In the end it came down to a toss-up: We’re not happy until you’re happy and If you’re not happy we’re not happy. Charice liked both and saved him some embarrassment by reminding him that “your” wasn’t the same as “you’re” and adding the necessary apostrophes. “They both say the same thing,” Charice said when he pressed for her favorite. “Just pick one.” So he’d scribbled his choice down and dropped it off at the printer.
He’d passed out about fifty cards before somebody pointed out that the motto printed beneath his name didn’t look right: We’re not happy until you’re not happy, it said. Raymer stared at it, at first unable to see anything wrong. But wait. There was an extra “not.” How had that happened? He called the printer immediately, hoping there’d be cause for righteous indignation but already fearing that it was he, not they, who’d screwed up. “I got what you gave us right here,” the girl told him over the phone. “It says We’re not happy until you’re not happy.” Somehow, he’d managed to merge the two slogans. But hadn’t it looked wrong? Raymer asked. Couldn’t they see it was the exact opposite of what he’d meant to say? This of course was the same argument he’d given Miss Beryl back in eighth grade, and she’d always reminded him that it wasn’t her job to decipher what he meant. It was his job to say what he meant. The girl at the printer’s expressed much the same opinion. No doubt she understood the rhetorical triangle
as well.
Raymer had managed to repossess most of the cards, but the damage was done. The ones still in circulation either became collectors’ items or were put on public view, like kited checks, in businesses like the White Horse Tavern and Hattie’s Lunch. There was even a rumor the gaffe had been reprinted in The New Yorker, though Raymer doubted that. As far as he knew that magazine wasn’t even sold in Bath, so how would anybody have seen it? Regardless, the local humiliation had been full and sufficient. For weeks people stopped him on the street to inquire if he was happy. Charice encouraged him to just laugh along with the joke. “Say, ‘Not until you’re not,’ ” she advised, but asking him to pull off a double negative under rhetorical duress was like expecting him to perform a triple lutz under Olympic klieg lights. Better to surreptitiously confiscate the cards whenever he ran across them.

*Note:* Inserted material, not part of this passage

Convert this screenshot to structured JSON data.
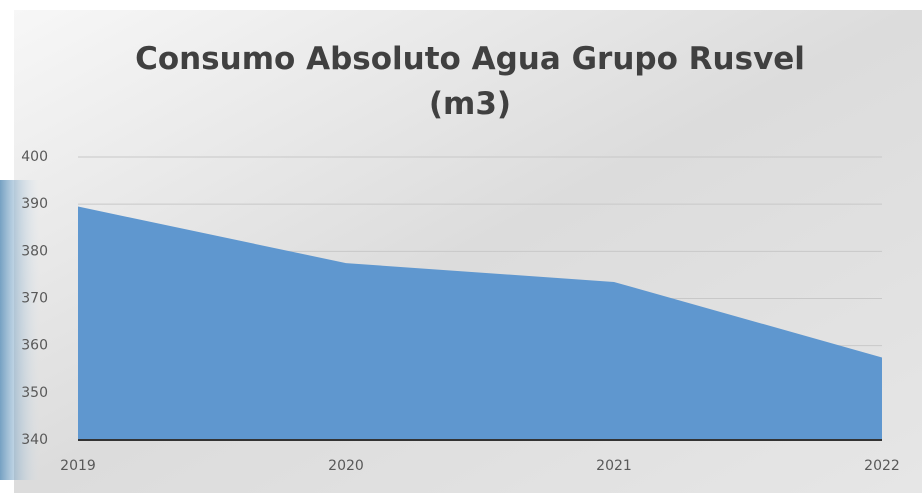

The problem was that the damn things kept turning up, reposted as soon as Raymer stole them. How many of the damn things had he handed out? Fifty or sixty at the outside, but he’d recovered at least that many, probably more. Had somebody ordered a second printing? That was just the sort of thing his old nemesis Donald Sullivan would do. Unfortunately, he lacked proof, and without it Raymer couldn’t bring himself to accuse the man, just as he’d never publicly accused him of stealing not one but three expensive wheel boots. No wonder, earlier in the day, when Charice told him he’d be pleased to learn who the mill’s wall had fallen on, he’d thought of Sully right off.

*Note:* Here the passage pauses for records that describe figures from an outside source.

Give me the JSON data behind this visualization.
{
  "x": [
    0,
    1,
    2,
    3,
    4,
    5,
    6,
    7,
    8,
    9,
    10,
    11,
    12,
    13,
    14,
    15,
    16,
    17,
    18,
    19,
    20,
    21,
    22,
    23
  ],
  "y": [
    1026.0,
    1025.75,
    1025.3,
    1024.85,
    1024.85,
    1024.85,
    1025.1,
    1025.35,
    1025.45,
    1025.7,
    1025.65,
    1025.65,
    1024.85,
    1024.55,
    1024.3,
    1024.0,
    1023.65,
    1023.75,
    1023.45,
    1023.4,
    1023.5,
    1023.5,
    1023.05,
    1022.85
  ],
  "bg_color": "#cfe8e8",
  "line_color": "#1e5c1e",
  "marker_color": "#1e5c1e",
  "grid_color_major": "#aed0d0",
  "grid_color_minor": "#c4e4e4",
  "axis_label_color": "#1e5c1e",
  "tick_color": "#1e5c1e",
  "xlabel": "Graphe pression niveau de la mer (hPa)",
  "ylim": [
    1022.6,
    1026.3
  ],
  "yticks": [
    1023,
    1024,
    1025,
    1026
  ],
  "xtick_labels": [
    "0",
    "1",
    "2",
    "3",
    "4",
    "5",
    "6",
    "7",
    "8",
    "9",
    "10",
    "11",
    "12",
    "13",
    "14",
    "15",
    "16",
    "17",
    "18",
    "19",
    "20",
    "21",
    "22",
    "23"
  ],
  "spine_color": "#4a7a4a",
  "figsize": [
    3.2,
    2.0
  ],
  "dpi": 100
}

When Raymer finished relating the whole sorry saga, Jerome’s rigid expression was that of a man desperately trying to move a constipated bowel. “It’s okay,” Raymer said. “Go ahead.”

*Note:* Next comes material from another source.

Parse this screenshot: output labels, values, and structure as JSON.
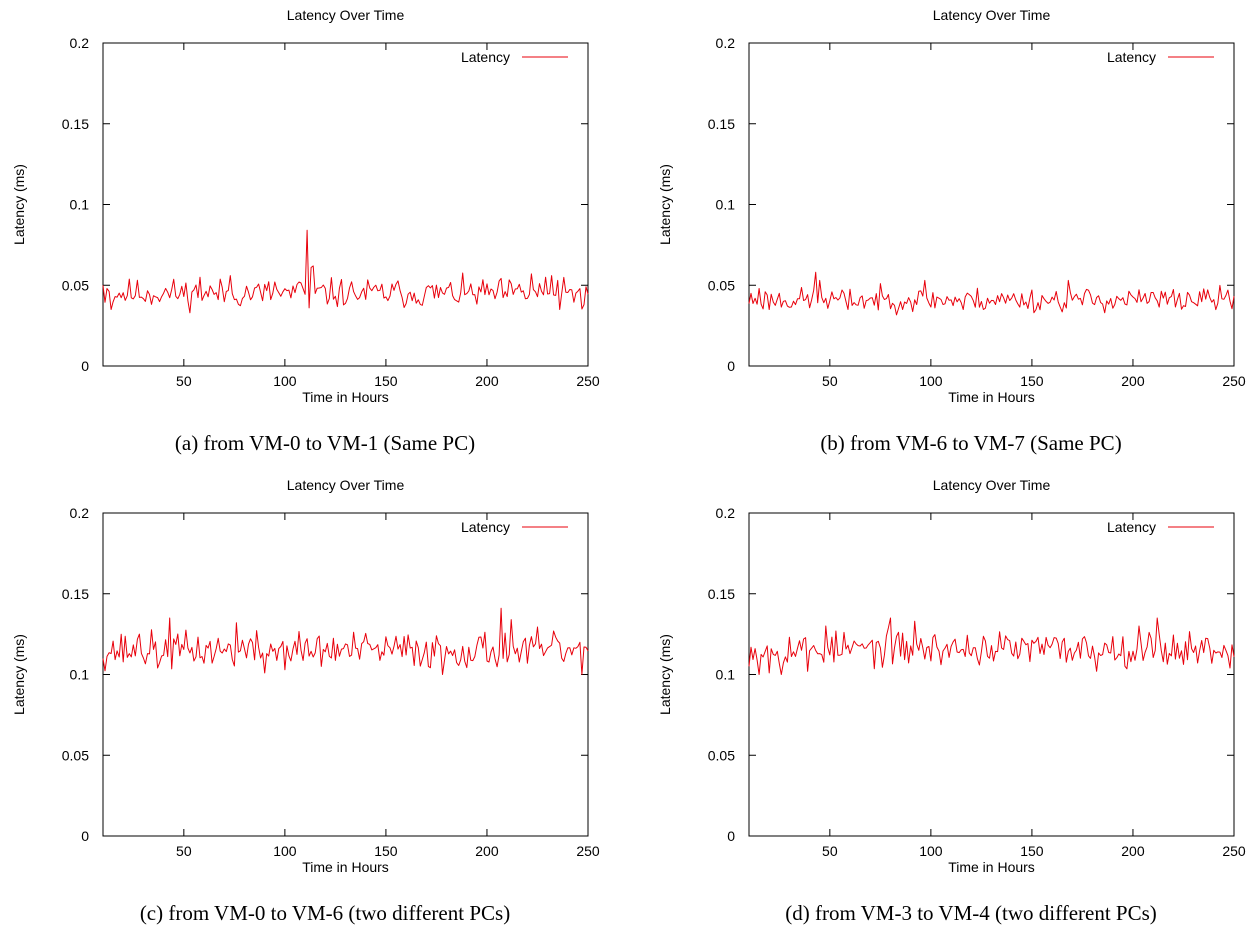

Permission granted, Jerome exploded into laughter so violent that he had all he could do to remain atop his barstool. For Raymer, it was alarming to see a man as tightly wound as Jerome, one so committed to self-control, lose himself so utterly. “We’re not happy until you’re not happy,” he croaked, tears streaming now. “Oh, sweet Jesus.”
“Great,” Raymer said. “Enjoy yourself.”
“Oh, come on,” he said, wiping his eyes on his sleeve, “You do have to admit that’s funny.”